С его легкой руки я прошел верхней и средней Волгой, поработал на этюдах, побывал в музеях Горького, Саратова, потом вернулся в Ярославль.

Там и познакомился с Акундиновым.

Человек, видимо, нездоровый, мучительно подавляющий сухой кашель, как бы без возраста, с красным склеротическим румянцем, островками горевшим на желтом лице. Я не знал его должности, знал только, что он реставратор, но служит в местном управлении культуры.

Сначала тихо, будто голос потерял, потом распалясь, уже включив звук, рассказывает:

— В пятидесятые годы десятки полотен сгнили, погибли. Некоторые сохранились, но краска сошла, ткань обветшала, попробуй определи кто. Много я ходил по селам, искал, кое-что удалось спасти, кое-что сырело в сараях, Вишняков например. Год за годом собирали, приводили в порядок. Но сколько погибло, сколько недосмотрели! Да, после войны люди другим были заняты…

Водил меня по тихому, чистому залу, где кроме нас — только сонная, одна на весь музей, дежурная.

Тишина, ясный свет, скрип половиц, покой и словно бы дух тепла из печки, и кажется: все это уже было со мной, много-много лет назад я уже ходил здесь и видел, встречал — живых, а не на картинах — этих ясноглазых детей, они с любопытством поглядывали на меня, застенчиво улыбались, о чем-то хотели спросить. Дом был просторный, вот так же пахнущий сухим нагретым деревом, воском, вишневым вареньем. «Дети Темирниных».

Дети Темирниных голубоглазые, шустрые: любопытство к пришельцу, ко всему новому и одновременно скромность и что-то болезненно-скорбное, иноческое в глазах, уже от будущих разочарований и потерь.

Вот оно, такое обнаженное, открытое в своей простоте искусство, да и искусство ли, не знаю. Может, просто лицо выразило в сей миг главную свою радость, единственную свою печаль. Лицо светящееся и уплывающее в дальнюю даль; там гаснут, затихают шаги на скрипучих, чисто выскобленных лестницах; прадеды, прабабки наши… Куда они спешат по узенькой крутой лестнице? Спустятся скоро, уже сгорбленные, с выцветшими глазами, пройдут по тихим комнатам с небольшими окнами, где пахнет шерстью, вишней, сыростью только что вымытых полов, пройдут и скроются, и не услышу, не увижу, не узнаю, где был их последний шаг, какая болезнь уложила их, да и болезнь ли…

Голос то возвышается, то гаснет. О художниках этих я ничего не знаю, даже имена впервые услышал от Мастера: Тарханов, Коренев, Мыльников, Колендас.

Старый энтузиаст, реставратор, что с ним? Туберкулез, может быть? Откуда этот кашель, это восковое, с густым, неестественным румянцем лицо?

Вечером я у него дома. Сидим на кухне, говорит он.

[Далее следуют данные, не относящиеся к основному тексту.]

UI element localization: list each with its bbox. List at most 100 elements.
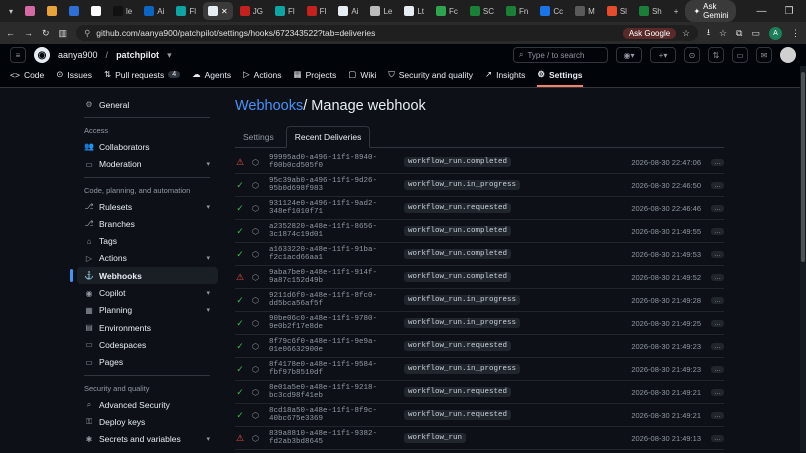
pull-requests-icon[interactable]: ⇅ xyxy=(708,47,724,63)
sidebar-item-moderation[interactable]: ▭ Moderation ▾ xyxy=(77,156,218,173)
delivery-guid[interactable]: a2352820-a48e-11f1-8656-3c1874c19d01 xyxy=(269,223,397,239)
extensions-icon[interactable]: ⧉ xyxy=(736,28,742,39)
browser-tab[interactable]: M xyxy=(570,2,600,20)
ask-google-button[interactable]: Ask Google xyxy=(622,27,677,39)
delivery-guid[interactable]: 99995ad0-a496-11f1-8940-f00b0cd505f0 xyxy=(269,154,397,170)
chevron-down-icon[interactable]: ▾ xyxy=(206,203,210,211)
tab-actions[interactable]: ▷ Actions xyxy=(243,69,281,87)
ellipsis-button[interactable]: … xyxy=(711,434,724,442)
delivery-row[interactable]: ⚠ ⬡ 9aba7be0-a48e-11f1-914f-9a87c152d49b wo… xyxy=(235,266,724,289)
ellipsis-button[interactable]: … xyxy=(711,411,724,419)
download-icon[interactable]: ⭳ xyxy=(707,25,710,41)
hamburger-icon[interactable]: ≡ xyxy=(10,47,26,63)
delivery-row[interactable]: ⚠ ⬡ 99995ad0-a496-11f1-8940-f00b0cd505f0 wo… xyxy=(235,151,724,174)
delivery-guid[interactable]: 95c39ab0-a496-11f1-9d26-95b0d698f983 xyxy=(269,177,397,193)
delivery-row[interactable]: ✓ ⬡ 931124e0-a496-11f1-9ad2-348ef1010f71 wo… xyxy=(235,197,724,220)
back-icon[interactable]: ← xyxy=(6,28,15,38)
owner-link[interactable]: aanya900 xyxy=(58,50,98,60)
chevron-down-icon[interactable]: ▾ xyxy=(206,435,210,443)
search-input[interactable]: ⌕ Type / to search xyxy=(513,47,608,63)
delivery-row[interactable]: ✓ ⬡ a1633220-a48e-11f1-91ba-f2c1acd66aa1 wo… xyxy=(235,243,724,266)
sidebar-item-environments[interactable]: ▤ Environments xyxy=(77,319,218,336)
delivery-row[interactable]: ⚠ ⬡ 839a8810-a48e-11f1-9382-fd2ab3bd8645 wo… xyxy=(235,427,724,450)
sidebar-item-planning[interactable]: ▦ Planning ▾ xyxy=(77,302,218,319)
browser-menu-icon[interactable]: ▾ xyxy=(4,2,18,20)
sidebar-item-tags[interactable]: ⌂ Tags xyxy=(77,232,218,249)
delivery-guid[interactable]: 8cd18a50-a48e-11f1-8f9c-40bc675e3369 xyxy=(269,407,397,423)
tab-issues[interactable]: ⊙ Issues xyxy=(56,69,92,87)
browser-tab[interactable]: SC xyxy=(465,2,499,20)
profile-avatar[interactable]: A xyxy=(769,26,782,40)
delivery-guid[interactable]: a1633220-a48e-11f1-91ba-f2c1acd66aa1 xyxy=(269,246,397,262)
tab-agents[interactable]: ☁ Agents xyxy=(192,69,231,87)
delivery-guid[interactable]: 8f4178e0-a48e-11f1-9584-fbf97b8510df xyxy=(269,361,397,377)
ellipsis-button[interactable]: … xyxy=(711,250,724,258)
notifications-icon[interactable]: ✉ xyxy=(756,47,772,63)
browser-tab[interactable]: Fl xyxy=(302,2,332,20)
browser-tab[interactable]: Ai xyxy=(139,2,169,20)
ellipsis-button[interactable]: … xyxy=(711,388,724,396)
create-new-icon[interactable]: +▾ xyxy=(650,47,676,63)
repositories-icon[interactable]: ▭ xyxy=(732,47,748,63)
chevron-down-icon[interactable]: ▾ xyxy=(206,289,210,297)
delivery-guid[interactable]: 90be06c0-a48e-11f1-9780-9e0b2f17e8de xyxy=(269,315,397,331)
sidebar-item-general[interactable]: ⚙ General xyxy=(77,96,218,113)
sidebar-item-advanced-security[interactable]: ⌕ Advanced Security xyxy=(77,396,218,413)
tab-projects[interactable]: ▦ Projects xyxy=(294,69,337,87)
delivery-row[interactable]: ✓ ⬡ a2352820-a48e-11f1-8656-3c1874c19d01 wo… xyxy=(235,220,724,243)
sidebar-item-secrets-and-variables[interactable]: ✱ Secrets and variables ▾ xyxy=(77,430,218,447)
browser-tab[interactable]: Fc xyxy=(431,2,463,20)
delivery-row[interactable]: ✓ ⬡ 9211d6f0-a48e-11f1-8fc0-dd5bca56af5f wo… xyxy=(235,289,724,312)
sidebar-item-branches[interactable]: ⎇ Branches xyxy=(77,215,218,232)
browser-tab[interactable]: Sh xyxy=(634,2,667,20)
split-view-icon[interactable]: ▥ xyxy=(59,28,68,39)
tab-pull-requests[interactable]: ⇅ Pull requests 4 xyxy=(104,69,181,87)
delivery-guid[interactable]: 931124e0-a496-11f1-9ad2-348ef1010f71 xyxy=(269,200,397,216)
delivery-row[interactable]: ✓ ⬡ 8e01a5e0-a48e-11f1-9218-bc3cd98f41eb wo… xyxy=(235,381,724,404)
delivery-row[interactable]: ✓ ⬡ 90be06c0-a48e-11f1-9780-9e0b2f17e8de wo… xyxy=(235,312,724,335)
ellipsis-button[interactable]: … xyxy=(711,273,724,281)
browser-tab[interactable]: Fl xyxy=(171,2,201,20)
tab-insights[interactable]: ↗ Insights xyxy=(485,69,525,87)
ellipsis-button[interactable]: … xyxy=(711,181,724,189)
delivery-guid[interactable]: 8f79c6f0-a48e-11f1-9e9a-01e06632900e xyxy=(269,338,397,354)
ellipsis-button[interactable]: … xyxy=(711,158,724,166)
ellipsis-button[interactable]: … xyxy=(711,296,724,304)
chevron-down-icon[interactable]: ▾ xyxy=(206,306,210,314)
browser-tab[interactable]: JG xyxy=(235,2,268,20)
browser-tab[interactable] xyxy=(86,2,106,20)
sidebar-item-copilot[interactable]: ◉ Copilot ▾ xyxy=(77,284,218,301)
tab-settings[interactable]: ⚙ Settings xyxy=(537,69,583,87)
delivery-row[interactable]: ✓ ⬡ 8f79c6f0-a48e-11f1-9e9a-01e06632900e wo… xyxy=(235,335,724,358)
delivery-guid[interactable]: 8e01a5e0-a48e-11f1-9218-bc3cd98f41eb xyxy=(269,384,397,400)
delivery-guid[interactable]: 9211d6f0-a48e-11f1-8fc0-dd5bca56af5f xyxy=(269,292,397,308)
site-info-icon[interactable]: ⚲ xyxy=(84,28,90,39)
sidebar-item-rulesets[interactable]: ⎇ Rulesets ▾ xyxy=(77,198,218,215)
tab-recent-deliveries[interactable]: Recent Deliveries xyxy=(285,126,371,148)
bookmark-star-icon[interactable]: ☆ xyxy=(682,28,690,39)
delivery-guid[interactable]: 839a8810-a48e-11f1-9382-fd2ab3bd8645 xyxy=(269,430,397,446)
tab-security-and-quality[interactable]: ⛉ Security and quality xyxy=(388,69,473,87)
ellipsis-button[interactable]: … xyxy=(711,227,724,235)
page-scrollbar[interactable] xyxy=(800,66,806,452)
browser-tab[interactable]: Lt xyxy=(399,2,429,20)
ask-gemini-button[interactable]: ✦ Ask Gemini xyxy=(685,0,737,22)
repo-dropdown-icon[interactable]: ▾ xyxy=(167,50,172,61)
browser-tab[interactable] xyxy=(64,2,84,20)
browser-tab[interactable]: ✕ xyxy=(203,2,233,20)
browser-tab[interactable]: Cc xyxy=(535,2,568,20)
github-logo-icon[interactable]: ◉ xyxy=(34,47,50,63)
delivery-row[interactable]: ✓ ⬡ 8f4178e0-a48e-11f1-9584-fbf97b8510df wo… xyxy=(235,358,724,381)
browser-tab[interactable]: le xyxy=(108,2,137,20)
close-tab-icon[interactable]: ✕ xyxy=(221,7,228,16)
repo-link[interactable]: patchpilot xyxy=(116,50,159,60)
delivery-row[interactable]: ✓ ⬡ 8cd18a50-a48e-11f1-8f9c-40bc675e3369 wo… xyxy=(235,404,724,427)
chevron-down-icon[interactable]: ▾ xyxy=(206,160,210,168)
browser-tab[interactable]: Ai xyxy=(333,2,363,20)
sidebar-item-actions[interactable]: ▷ Actions ▾ xyxy=(77,250,218,267)
ellipsis-button[interactable]: … xyxy=(711,365,724,373)
forward-icon[interactable]: → xyxy=(24,28,33,38)
browser-tab[interactable]: Sl xyxy=(602,2,632,20)
browser-menu-dots-icon[interactable]: ⋮ xyxy=(791,28,800,39)
new-tab-button[interactable]: + xyxy=(669,2,684,20)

Новое искусство он не любит, не приемлет. Живопись, скульптура кончаются для него XIX веком, ну а дальше все от лукавого… Боюсь даже спросить о моих любимых Добужинском, Сомове, Бенуа, еще неизвестно, как и на них посмотрит. Ну а когда речь заходит о новейших, о западных мастерах, глаза наливаются, горят негодованием.

Я не возражаю, слушаю. Я благодарен ему за день, который он мне посвятил, за то, что открыл тех, о ком я лишь слышал.

Да и как совмещаются в одном человеке удивительное понимание прекрасного и категоричность, отрицание всего, что ему неблизко и непонятно?

Он громит бытовиков, «фотографов», парадных портретистов. Согласен, согласен… Потом принимается за импрессионистов, за Кокошку, Гросса, Кандинского, Пикассо…

Чаще всего с его языка слетает слово «муть». Это как бы самое любимое его определение: муть, муть.